本書における問題の中心は「死者」にある。いずれ死にゆく私たちは、その「死」をいかに受けとめ、そこにどのような意味を見出すことができるのか。
歴史的に見て、死に意味を与えてきたのは、宗教的世界観であった。しかし、そのような世界観に埋没することを容易には許さない近代という時代において、多くの人々は、合理的世界観のもとにおける合理的思考の限界を超えたところにある「死の意味」という問題に、直面することになる。意味を見出せない死とはいわゆる「犬死に」であり、近代においても人々は全力をもってこれに抗う。ナショナリズムは、こうした「死の意味」をめぐって人々に影響力を行使するのであり、それゆえに「近代世界」とはすなわち「ナショナルな世界」を意味してきたのである。
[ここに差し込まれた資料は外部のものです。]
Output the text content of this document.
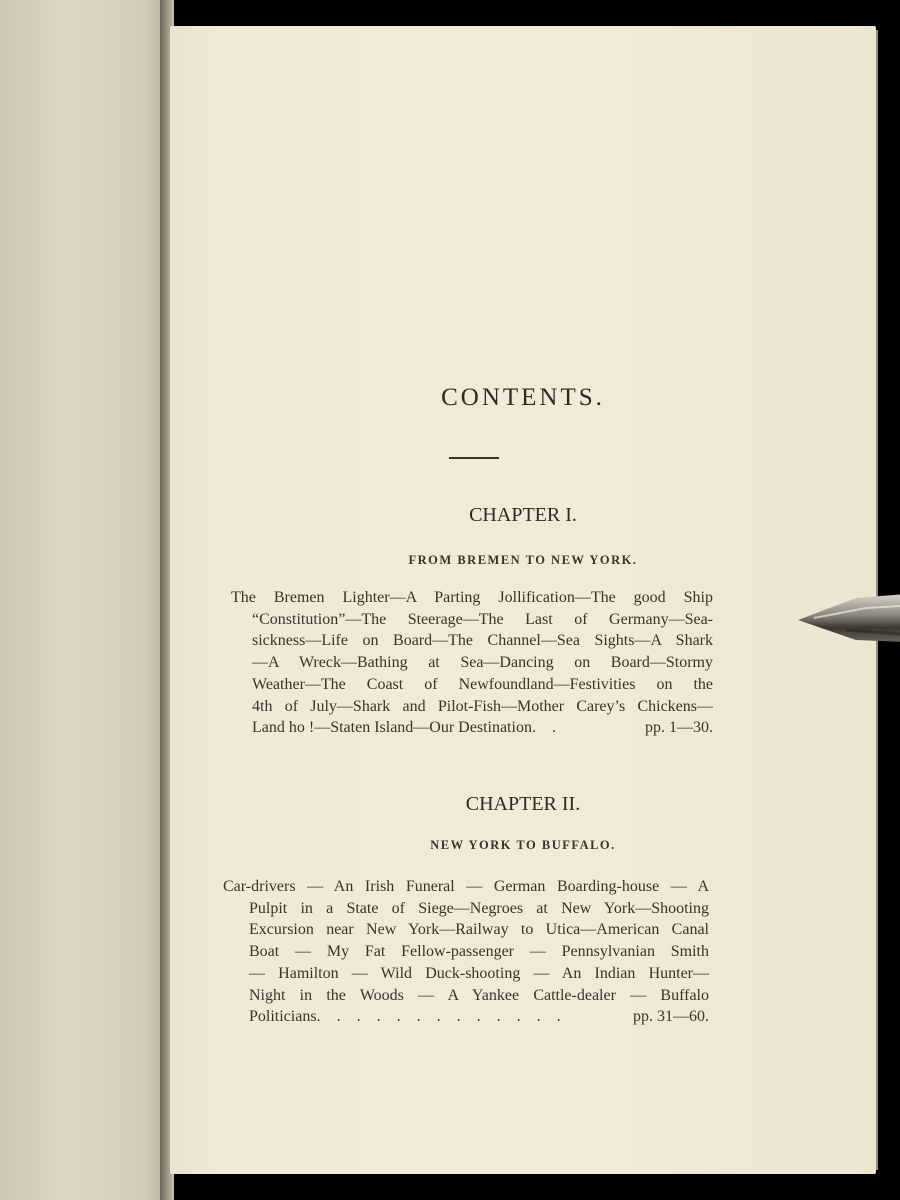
CONTENTS.
CHAPTER I.
FROM BREMEN TO NEW YORK.
The Bremen Lighter—A Parting Jollification—The good Ship
“Constitution”—The Steerage—The Last of Germany—Sea-
sickness—Life on Board—The Channel—Sea Sights—A Shark
—A Wreck—Bathing at Sea—Dancing on Board—Stormy
Weather—The Coast of Newfoundland—Festivities on the
4th of July—Shark and Pilot-Fish—Mother Carey’s Chickens—
Land ho !—Staten Island—Our Destination . .	pp. 1—30.
CHAPTER II.
NEW YORK TO BUFFALO.
Car-drivers — An Irish Funeral — German Boarding-house — A
Pulpit in a State of Siege—Negroes at New York—Shooting
Excursion near New York—Railway to Utica—American Canal
Boat — My Fat Fellow-passenger — Pennsylvanian Smith
— Hamilton — Wild Duck-shooting — An Indian Hunter—
Night in the Woods — A Yankee Cattle-dealer — Buffalo
Politicians . . . . . . . . . . . . .	pp. 31—60.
著者が近代会津を事例として取り上げたのは、以上のような文脈からである。戊辰戦争において「賊軍」とされた旧会津藩の戦死者は、東京招魂社 (のち靖国神社) の祭神から除外され、ナショナルな祭祀体系から積極的に排除された。そのような「犬死に」の経験を抱えつつ、それでもなお近代日本という国民国家に生きるほかなかった近代会津の人々は、その後どのようにしてこの非業と不条理とを「克服」し、「解決」していったのか。幕末維新期から現代にかけてという長いタイムスパンをもって本書が注目したのは、近代人のアイデンティティに関わるそのような問題であった。
単なる会津郷土史研究ではなく、それを一歩踏み越えたところで、「死の先達としての死者」と「いずれ死にゆく生者」との関係に迫ろうとする意図を本書から汲み取っていただければ、著者としては幸いである。